At this time, the experiment looks promising.

- fn -

[1] That's what it said on the package. Later, visiting the H2O site, it seemed there were more data plan options than the package suggested -- including a new $100 payment that takes a year to expire -- reminds me of the plan a friend used with his Android phone.

[2] One fringe benefit -- no data plan means less concern about Apple's fake parental controls.

[3] WOW is a different scene from AT&T stores. This is a cash-centric business. Maybe some other sites will cut the micro-SIM for free, or you could try cutting down the card with a razor blade, but Dawayne did it with flair and the card fit my son's iPhone 4 perfectly. Well worth the $5.

[4] It's even cheaper than the $10/month added line phone (plus $4 fees/taxes) we used to have -- and SMS is cheaper. Of course AT&T may terminate this loophole any day now, but they can't force a data rate on us. They can only close off a revenue source; that's hard to do when SMS is going away and desperation is setting in.

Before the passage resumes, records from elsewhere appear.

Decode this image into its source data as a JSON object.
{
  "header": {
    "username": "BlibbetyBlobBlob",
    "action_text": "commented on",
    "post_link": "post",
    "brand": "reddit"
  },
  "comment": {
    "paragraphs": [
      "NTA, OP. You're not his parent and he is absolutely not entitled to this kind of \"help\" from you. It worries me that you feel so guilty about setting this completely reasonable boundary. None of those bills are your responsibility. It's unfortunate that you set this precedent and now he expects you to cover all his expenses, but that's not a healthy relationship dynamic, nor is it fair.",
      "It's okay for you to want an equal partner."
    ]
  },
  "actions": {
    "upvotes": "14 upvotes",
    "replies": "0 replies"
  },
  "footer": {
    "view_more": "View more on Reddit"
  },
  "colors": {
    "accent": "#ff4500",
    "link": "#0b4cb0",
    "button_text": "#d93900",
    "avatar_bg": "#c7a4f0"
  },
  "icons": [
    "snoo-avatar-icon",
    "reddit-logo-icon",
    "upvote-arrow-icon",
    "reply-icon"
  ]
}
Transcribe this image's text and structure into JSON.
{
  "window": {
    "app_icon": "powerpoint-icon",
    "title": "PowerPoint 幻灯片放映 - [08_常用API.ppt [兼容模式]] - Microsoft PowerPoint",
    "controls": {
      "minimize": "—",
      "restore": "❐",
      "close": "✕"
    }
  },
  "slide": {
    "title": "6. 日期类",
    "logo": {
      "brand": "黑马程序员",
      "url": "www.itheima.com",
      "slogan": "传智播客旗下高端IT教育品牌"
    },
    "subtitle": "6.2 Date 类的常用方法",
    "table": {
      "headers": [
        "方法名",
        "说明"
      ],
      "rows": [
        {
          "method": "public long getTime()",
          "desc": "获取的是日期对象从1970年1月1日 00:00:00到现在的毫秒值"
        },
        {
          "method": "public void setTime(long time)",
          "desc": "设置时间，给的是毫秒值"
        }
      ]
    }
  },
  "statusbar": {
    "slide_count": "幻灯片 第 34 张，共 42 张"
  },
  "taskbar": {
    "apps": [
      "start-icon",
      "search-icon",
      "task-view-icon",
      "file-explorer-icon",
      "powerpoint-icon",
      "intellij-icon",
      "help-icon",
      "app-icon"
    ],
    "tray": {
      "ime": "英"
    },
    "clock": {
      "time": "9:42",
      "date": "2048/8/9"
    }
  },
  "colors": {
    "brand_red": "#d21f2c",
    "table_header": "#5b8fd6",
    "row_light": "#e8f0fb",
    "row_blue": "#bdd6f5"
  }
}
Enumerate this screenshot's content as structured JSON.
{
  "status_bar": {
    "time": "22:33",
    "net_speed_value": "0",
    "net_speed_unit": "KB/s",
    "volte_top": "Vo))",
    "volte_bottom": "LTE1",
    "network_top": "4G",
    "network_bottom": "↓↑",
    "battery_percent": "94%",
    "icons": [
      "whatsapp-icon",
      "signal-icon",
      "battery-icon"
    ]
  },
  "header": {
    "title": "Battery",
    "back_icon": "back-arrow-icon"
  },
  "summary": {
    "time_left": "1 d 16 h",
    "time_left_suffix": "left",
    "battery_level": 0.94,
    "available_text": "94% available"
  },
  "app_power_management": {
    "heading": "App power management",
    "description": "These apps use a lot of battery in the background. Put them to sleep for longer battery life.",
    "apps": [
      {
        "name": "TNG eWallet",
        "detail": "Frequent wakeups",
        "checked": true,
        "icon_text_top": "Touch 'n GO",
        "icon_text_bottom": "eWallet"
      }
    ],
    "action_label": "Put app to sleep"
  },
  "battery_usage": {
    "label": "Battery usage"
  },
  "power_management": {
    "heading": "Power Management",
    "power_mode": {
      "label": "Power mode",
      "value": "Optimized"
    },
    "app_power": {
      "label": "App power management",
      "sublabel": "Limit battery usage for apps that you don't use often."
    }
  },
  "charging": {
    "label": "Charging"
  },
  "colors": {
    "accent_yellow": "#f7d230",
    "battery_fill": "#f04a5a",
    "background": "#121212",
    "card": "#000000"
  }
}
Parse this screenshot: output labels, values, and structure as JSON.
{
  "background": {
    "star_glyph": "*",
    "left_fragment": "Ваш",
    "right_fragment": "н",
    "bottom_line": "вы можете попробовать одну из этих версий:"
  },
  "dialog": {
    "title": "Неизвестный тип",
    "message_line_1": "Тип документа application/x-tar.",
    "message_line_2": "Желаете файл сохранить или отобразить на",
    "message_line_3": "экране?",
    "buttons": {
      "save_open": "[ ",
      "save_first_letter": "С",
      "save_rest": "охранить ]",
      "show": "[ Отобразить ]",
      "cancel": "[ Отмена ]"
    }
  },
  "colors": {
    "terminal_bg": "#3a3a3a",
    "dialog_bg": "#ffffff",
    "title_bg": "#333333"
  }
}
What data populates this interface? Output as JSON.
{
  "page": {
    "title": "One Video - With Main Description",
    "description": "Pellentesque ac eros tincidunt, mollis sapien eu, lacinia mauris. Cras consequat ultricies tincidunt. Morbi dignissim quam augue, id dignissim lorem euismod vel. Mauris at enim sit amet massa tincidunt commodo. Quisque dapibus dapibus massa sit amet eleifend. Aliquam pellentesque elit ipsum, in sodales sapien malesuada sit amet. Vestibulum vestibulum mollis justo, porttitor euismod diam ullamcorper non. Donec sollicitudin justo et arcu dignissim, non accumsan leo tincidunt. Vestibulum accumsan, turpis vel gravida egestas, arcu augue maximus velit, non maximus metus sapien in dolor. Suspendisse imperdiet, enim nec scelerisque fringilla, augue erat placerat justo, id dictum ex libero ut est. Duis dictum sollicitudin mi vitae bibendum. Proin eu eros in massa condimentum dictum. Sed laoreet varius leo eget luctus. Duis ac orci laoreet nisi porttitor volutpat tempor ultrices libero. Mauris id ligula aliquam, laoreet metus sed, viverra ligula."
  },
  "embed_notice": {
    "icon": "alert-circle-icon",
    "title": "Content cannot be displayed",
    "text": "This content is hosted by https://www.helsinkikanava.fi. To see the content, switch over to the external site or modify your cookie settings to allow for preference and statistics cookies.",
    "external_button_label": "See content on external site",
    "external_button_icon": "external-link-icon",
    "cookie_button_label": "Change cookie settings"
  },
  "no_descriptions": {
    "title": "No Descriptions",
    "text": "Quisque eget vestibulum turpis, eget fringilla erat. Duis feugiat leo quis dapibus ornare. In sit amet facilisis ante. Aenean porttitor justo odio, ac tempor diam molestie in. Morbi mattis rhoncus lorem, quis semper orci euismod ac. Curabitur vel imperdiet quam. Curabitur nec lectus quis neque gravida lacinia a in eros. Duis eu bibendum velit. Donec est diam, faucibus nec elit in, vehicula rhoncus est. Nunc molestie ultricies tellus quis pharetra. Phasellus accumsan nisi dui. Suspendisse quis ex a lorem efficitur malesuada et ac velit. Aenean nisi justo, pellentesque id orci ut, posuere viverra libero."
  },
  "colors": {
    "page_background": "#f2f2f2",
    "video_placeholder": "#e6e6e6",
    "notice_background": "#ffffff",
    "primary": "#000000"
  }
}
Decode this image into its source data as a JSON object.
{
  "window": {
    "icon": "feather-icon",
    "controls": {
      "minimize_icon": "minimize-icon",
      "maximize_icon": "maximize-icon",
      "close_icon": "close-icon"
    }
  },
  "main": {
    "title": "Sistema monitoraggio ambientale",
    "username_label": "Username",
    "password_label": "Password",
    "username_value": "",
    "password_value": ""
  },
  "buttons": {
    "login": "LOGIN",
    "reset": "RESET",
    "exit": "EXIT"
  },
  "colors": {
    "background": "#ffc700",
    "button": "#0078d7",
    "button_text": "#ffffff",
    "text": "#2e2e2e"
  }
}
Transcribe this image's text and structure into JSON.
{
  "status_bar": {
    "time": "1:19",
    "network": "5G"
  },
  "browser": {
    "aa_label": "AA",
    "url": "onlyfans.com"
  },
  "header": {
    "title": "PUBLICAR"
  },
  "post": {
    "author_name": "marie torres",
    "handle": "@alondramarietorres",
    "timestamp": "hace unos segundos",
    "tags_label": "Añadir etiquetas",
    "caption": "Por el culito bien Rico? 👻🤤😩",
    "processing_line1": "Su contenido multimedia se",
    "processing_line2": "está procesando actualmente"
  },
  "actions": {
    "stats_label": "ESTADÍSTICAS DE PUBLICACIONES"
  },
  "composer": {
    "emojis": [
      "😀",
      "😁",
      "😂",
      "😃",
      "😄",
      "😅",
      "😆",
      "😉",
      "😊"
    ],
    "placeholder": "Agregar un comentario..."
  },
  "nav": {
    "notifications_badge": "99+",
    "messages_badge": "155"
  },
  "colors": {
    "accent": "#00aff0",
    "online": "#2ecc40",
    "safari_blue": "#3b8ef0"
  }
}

[5] Our family has worked from a free Google Apps and family domain for five years. It's trivial now to give each family member a Google Voice account. Within GV there's an option to 'add GV' to any verified phone, makes it the answering service.

[6] The setup directions are poorly written and, I suspect, might be partly in error. I didn't try though.

See also:

Mine

H2O site

Other

Update 5/19/2012

We've done well with H2O Wireless so far, but this feels very much like a business on the edge. For example, I wanted another voice/text (no data) SIM for another son, but I couldn't find it on their web site. The site only has voice, text and data SIMs. I did find a voice/text only SIM via Best Buy.

Recharging is an odd workflow. It's done only through their web site, not the MyH2O app. It's something like this:

  1. Go the H2O web site and login
  2. Click on Recharge H2O Wireless
  3. Choose "Do You Need a PIN"? In fact this simply adds minutes, there's no 15 digit PIN installed.
  4. Enter the number (again) and Click Search. (should be labeled Confirm Number) 
  5. Now you can select an amount to enter (example: $10). A confirmation email is sent to you account.
  6. They don't take AMEX. That's a bad sign; AMEX is quick to dump ill-behaved vendors.

This time activating a new SIM card didn't work quite as quickly. It took about 5-8 minutes for the activation email to show up in my Yahoo (junk email account -- I cleared out all the spam and junk so incoming email would not get lost).

Other than that however it worked well. I noticed this time that with each transaction there's a message summarizing cost and balance -- most helpful with kids. I also realized that the way expiration works if someone doesn't use the phone much they build up quite a large balance -- but if the expiration date is hit it all goes at once. So the phone costs about $100 a year, not $40 a year. Tricky, tricky.

Update 8/28/2013

Two odd things have happened:

  • A $10 payment extends account lifespan by 90 days instead of 30 days. So for low cost use the phone can cost as $40 a year. I wonder if someone lost a lawsuit. 
  • The kids phones are now showing 3G data available. It doesn't actually work, but it's shown as available. This can mess up the iPhone because it tries to send iMessage messages as data instead of as SMS. I had to go in Settings and turn off mobile data.